Elon Musk is predicting this will happen by EOY 2026 (but it's Musk so we're doubling the timeline to give him a chance)
"Elon Musk predicts that AI will bypass coding entirely by the end of 2026 - just creates the binary directly AI can create a much more efficient binary than can be done by any compiler So just say, "Create optimized binary for this particular outcome," and you actually bypass even traditional coding Current: Code → Compiler → Binary → Execute Future: Prompt → AI-generated Binary → Execute Grok Code is going to be state-of-the-art in 2–3 months Software development is about to fundamentally change" see https://x.com/XFreeze/status/2021699619927781842
Resolves to YES if AI generally does as Elon Musk predicts - creating binary is more common than creating traditional code - by EOY 2027.
Resolves to NO if this is not the case.
If the answer is unclear, I will defer to a 3-judge panel of the most advanced models from OpenAI, Google and Anthropic, by quoting them the question as worded here and asking how it should be evaluated, providing no other context. I expect this to be necessary in less than 10% of cases.

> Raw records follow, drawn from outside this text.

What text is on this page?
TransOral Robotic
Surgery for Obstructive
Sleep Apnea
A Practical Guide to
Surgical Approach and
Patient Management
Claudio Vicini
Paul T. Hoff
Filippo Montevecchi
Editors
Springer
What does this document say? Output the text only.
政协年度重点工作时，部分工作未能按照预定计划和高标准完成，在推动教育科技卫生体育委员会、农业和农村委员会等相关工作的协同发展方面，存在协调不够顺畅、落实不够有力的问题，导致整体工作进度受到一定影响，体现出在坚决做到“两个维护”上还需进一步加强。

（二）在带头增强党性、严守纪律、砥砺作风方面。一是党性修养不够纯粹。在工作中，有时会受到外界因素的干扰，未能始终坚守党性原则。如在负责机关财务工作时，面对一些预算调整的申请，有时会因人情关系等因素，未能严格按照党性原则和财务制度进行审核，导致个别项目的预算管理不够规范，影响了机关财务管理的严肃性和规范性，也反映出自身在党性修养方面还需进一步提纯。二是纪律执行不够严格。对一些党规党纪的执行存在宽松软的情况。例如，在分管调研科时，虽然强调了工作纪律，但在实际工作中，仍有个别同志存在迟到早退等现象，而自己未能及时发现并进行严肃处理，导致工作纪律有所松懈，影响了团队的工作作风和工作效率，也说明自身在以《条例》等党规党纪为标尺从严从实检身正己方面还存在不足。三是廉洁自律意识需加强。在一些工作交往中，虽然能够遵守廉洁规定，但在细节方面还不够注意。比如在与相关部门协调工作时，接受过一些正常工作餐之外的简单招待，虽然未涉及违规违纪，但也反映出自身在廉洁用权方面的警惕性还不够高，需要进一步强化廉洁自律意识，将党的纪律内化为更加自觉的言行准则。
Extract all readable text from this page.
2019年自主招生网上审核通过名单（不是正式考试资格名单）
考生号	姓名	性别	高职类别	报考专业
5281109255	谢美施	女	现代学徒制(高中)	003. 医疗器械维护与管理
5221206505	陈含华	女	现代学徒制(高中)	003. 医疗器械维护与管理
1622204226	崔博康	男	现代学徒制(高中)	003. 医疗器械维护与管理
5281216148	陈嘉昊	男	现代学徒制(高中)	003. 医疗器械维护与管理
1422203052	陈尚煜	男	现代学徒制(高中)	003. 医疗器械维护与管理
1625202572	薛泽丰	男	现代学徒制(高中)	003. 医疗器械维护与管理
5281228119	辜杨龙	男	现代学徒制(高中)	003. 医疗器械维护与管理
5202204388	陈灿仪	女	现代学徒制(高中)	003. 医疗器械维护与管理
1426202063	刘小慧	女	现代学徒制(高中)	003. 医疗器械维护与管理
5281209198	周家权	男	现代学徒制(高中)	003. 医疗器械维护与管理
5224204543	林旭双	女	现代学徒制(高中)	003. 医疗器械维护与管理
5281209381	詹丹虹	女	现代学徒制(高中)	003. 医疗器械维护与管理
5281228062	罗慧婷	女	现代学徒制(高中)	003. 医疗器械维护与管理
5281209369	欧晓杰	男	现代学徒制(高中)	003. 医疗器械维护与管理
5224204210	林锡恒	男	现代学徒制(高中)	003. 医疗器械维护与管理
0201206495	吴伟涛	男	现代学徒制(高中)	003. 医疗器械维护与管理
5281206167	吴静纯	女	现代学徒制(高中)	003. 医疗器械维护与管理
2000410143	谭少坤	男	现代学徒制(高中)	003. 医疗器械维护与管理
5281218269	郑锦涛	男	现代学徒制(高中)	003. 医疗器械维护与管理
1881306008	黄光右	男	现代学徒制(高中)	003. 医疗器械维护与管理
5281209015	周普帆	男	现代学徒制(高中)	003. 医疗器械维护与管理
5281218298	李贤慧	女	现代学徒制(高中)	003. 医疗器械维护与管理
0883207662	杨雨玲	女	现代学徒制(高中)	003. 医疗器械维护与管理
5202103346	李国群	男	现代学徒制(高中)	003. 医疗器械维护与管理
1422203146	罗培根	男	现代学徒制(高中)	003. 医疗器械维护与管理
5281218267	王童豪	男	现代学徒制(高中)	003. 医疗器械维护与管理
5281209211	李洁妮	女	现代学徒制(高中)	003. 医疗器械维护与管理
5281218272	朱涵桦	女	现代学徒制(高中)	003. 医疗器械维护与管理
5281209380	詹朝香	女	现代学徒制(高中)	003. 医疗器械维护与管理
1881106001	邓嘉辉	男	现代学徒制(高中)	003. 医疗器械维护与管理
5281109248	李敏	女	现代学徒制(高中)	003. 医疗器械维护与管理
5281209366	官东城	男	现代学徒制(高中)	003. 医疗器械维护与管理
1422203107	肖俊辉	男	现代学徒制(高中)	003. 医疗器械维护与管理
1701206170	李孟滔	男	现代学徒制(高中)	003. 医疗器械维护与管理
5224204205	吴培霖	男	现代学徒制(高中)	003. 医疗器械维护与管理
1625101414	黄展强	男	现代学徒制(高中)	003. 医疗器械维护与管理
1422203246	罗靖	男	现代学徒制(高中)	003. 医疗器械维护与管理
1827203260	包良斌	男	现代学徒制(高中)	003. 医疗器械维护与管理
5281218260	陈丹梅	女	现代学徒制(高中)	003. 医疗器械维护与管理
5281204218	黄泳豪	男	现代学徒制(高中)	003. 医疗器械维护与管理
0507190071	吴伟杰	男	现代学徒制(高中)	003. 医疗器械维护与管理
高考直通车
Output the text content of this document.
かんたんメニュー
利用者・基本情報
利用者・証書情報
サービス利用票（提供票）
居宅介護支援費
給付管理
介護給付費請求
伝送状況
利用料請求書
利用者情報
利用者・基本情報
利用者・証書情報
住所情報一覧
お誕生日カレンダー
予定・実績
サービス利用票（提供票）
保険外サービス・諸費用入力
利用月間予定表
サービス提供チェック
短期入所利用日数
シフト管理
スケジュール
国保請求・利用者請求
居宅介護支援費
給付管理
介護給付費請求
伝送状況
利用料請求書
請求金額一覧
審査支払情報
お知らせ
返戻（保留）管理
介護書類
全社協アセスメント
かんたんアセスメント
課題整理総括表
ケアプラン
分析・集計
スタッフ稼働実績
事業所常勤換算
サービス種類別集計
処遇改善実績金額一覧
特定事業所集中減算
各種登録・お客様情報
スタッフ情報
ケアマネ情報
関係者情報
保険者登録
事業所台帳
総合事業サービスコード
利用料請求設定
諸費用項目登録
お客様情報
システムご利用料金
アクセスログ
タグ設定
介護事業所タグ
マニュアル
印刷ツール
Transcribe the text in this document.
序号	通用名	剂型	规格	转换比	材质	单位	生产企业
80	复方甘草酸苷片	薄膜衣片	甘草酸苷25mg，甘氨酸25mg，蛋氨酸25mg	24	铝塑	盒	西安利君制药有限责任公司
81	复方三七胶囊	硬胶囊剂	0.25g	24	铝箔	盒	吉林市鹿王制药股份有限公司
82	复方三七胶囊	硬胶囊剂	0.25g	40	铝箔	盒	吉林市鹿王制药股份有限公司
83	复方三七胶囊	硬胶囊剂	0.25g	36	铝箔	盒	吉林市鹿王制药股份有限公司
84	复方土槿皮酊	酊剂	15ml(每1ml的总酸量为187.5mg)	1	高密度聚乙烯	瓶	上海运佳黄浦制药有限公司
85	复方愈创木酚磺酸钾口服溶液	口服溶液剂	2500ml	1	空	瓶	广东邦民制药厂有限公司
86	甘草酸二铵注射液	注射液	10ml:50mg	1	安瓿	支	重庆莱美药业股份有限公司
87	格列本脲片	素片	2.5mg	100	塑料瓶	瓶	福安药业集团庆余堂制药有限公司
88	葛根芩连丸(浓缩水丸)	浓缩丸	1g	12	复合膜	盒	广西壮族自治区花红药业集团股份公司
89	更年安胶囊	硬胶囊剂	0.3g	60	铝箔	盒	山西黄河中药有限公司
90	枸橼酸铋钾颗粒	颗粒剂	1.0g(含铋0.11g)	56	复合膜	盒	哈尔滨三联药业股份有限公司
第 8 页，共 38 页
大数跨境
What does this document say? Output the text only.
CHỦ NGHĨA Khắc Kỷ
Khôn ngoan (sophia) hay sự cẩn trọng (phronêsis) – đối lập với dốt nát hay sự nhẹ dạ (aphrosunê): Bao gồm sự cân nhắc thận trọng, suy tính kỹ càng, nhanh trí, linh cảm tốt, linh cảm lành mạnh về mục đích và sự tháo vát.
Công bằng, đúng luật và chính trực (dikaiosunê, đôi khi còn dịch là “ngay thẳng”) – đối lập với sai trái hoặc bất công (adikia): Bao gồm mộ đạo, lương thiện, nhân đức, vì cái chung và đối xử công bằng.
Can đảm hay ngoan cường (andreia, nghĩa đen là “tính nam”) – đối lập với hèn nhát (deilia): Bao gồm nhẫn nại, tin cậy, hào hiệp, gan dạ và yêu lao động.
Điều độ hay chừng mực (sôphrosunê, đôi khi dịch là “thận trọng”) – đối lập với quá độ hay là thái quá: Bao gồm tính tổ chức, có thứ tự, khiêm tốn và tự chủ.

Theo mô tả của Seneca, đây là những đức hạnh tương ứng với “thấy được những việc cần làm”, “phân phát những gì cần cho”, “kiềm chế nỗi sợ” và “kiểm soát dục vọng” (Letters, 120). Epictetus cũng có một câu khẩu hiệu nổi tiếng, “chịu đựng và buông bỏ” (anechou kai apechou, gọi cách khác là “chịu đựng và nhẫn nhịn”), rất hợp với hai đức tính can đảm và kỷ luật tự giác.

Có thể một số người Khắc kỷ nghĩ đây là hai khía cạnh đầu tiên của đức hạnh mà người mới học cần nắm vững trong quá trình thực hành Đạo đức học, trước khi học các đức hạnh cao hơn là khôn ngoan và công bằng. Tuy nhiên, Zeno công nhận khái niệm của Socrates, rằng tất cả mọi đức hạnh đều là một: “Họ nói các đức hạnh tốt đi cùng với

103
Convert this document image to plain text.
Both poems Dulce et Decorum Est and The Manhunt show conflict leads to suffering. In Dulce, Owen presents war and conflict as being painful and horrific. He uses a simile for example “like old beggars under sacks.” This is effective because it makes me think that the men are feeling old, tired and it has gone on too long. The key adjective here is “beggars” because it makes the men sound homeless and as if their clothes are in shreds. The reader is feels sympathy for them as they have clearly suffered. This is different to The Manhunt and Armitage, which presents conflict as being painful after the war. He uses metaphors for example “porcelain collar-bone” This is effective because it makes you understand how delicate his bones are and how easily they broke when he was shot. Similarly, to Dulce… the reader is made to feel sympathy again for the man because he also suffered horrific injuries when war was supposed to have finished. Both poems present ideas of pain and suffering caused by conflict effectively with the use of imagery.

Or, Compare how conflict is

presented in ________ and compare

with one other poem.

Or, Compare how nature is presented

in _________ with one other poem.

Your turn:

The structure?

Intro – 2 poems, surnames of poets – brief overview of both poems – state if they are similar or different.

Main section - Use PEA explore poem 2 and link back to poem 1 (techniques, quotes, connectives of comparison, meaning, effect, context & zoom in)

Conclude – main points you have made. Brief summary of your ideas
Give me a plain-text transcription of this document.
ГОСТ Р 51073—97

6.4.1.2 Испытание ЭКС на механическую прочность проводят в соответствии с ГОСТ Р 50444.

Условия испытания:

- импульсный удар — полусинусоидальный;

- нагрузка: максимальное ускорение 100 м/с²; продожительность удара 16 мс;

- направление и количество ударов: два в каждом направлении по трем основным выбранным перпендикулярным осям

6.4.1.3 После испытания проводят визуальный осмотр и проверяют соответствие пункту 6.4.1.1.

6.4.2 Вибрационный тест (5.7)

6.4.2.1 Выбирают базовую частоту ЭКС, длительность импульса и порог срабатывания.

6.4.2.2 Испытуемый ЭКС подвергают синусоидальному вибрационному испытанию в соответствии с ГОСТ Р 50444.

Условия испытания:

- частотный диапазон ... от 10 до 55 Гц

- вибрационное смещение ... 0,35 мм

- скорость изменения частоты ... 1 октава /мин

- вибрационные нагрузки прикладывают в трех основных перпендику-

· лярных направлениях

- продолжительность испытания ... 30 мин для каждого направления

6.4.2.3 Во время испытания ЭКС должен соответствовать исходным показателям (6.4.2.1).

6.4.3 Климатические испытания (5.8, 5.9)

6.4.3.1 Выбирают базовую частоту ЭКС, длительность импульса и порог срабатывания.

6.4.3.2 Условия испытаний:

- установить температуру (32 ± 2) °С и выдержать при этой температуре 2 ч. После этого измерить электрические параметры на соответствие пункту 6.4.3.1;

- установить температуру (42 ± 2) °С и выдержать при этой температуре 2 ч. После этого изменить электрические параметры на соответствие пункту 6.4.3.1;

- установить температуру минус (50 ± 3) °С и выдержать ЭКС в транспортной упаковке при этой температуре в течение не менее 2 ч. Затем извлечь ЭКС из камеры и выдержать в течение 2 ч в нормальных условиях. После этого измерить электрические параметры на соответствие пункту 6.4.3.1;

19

"EOY 2026" version, since that's what Elon actually predicted: https://manifold.markets/musteval/ai-bypass-coding-entirely-by-eoy-20-h9ytqdgCqP
It seems plausible agents may want to sometimes optimize at the assembly level (maybe if tokens get cheap enough companies will have huge agent swarms carefully inspecting every performance-critical program?) but probably they could just write a code-gen tool or improve a compiler or something when that's needed and it would be much more maintainable and efficient. Maybe a few custom assembly functions / libraries will get written but no way it's "more common than creating traditional code" by 2027
@eapache no, it's just a very inefficient way to produce good binaries. Why would an ai agent "manually" generate the binary when it could write a compiler (or improve an existing one) that does it for a fraction of compute?
We're going to care about token efficiency more than binary code efficiency. Software will be run fewer times on average, with more of it bespoke. Languages that reward efficiency of tokens will matter. I expect that means high level languages. And we're already seeing our first new ones: the plan files Claude Code generates.
Who knows, maybe we can finally benchmark for real whether funky things like Haskell are better than Python for the developer, and see that binary is worse than asm is worse than higher level stuff. It'll all be confounded by training data, but wiring it up to a compiler in training might level the playing field if anyone decides they care.
Maybe we learn that the best languages are the ones with the best error messages, or that can do the best character by character online error checking with fine-grained highlighting. That last is probably not where the bottleneck is, but "best training data from the compiler" might be real in some fashion.
@bens My intuition here is that any performance tricks that AIs can discover will just be integrated into conventional compilers, at which point there's not much reason to have the AI emit binary directly vs writing things in a more token-efficient higher-level language and letting compilers run on cheap CPUs to translate that into machine code.
There's a bit of ambiguity here. Two loopholes I have in mind:
What constitutes a generated binary? Does a .jar count or does it need to be true machine code running directly on the CPU with no interpreter? (If a .jar counts then why shouldn't a .py or .js? There's no hard line separating an interpreter from a virtual machine.)
What counts as "AI" or a "compiler?" Nothing stops me from referring to LLVM as "AI" (this is consistent with historical usage of "AI" as referring to "anything we didn't know how to do last year") or referring to ChatGPT as a "compiler" (it just happens to take natural language as its input language and be nondeterministic).
Assuming neither of those loopholes applies, I'd buy NO at 2%.
@musteval (A third loophole is that you could have a CPU that directly executes JavaScript, lisp-machine-style, but I think it's very unlikely that such CPUs will be widespread by EOY 2027.)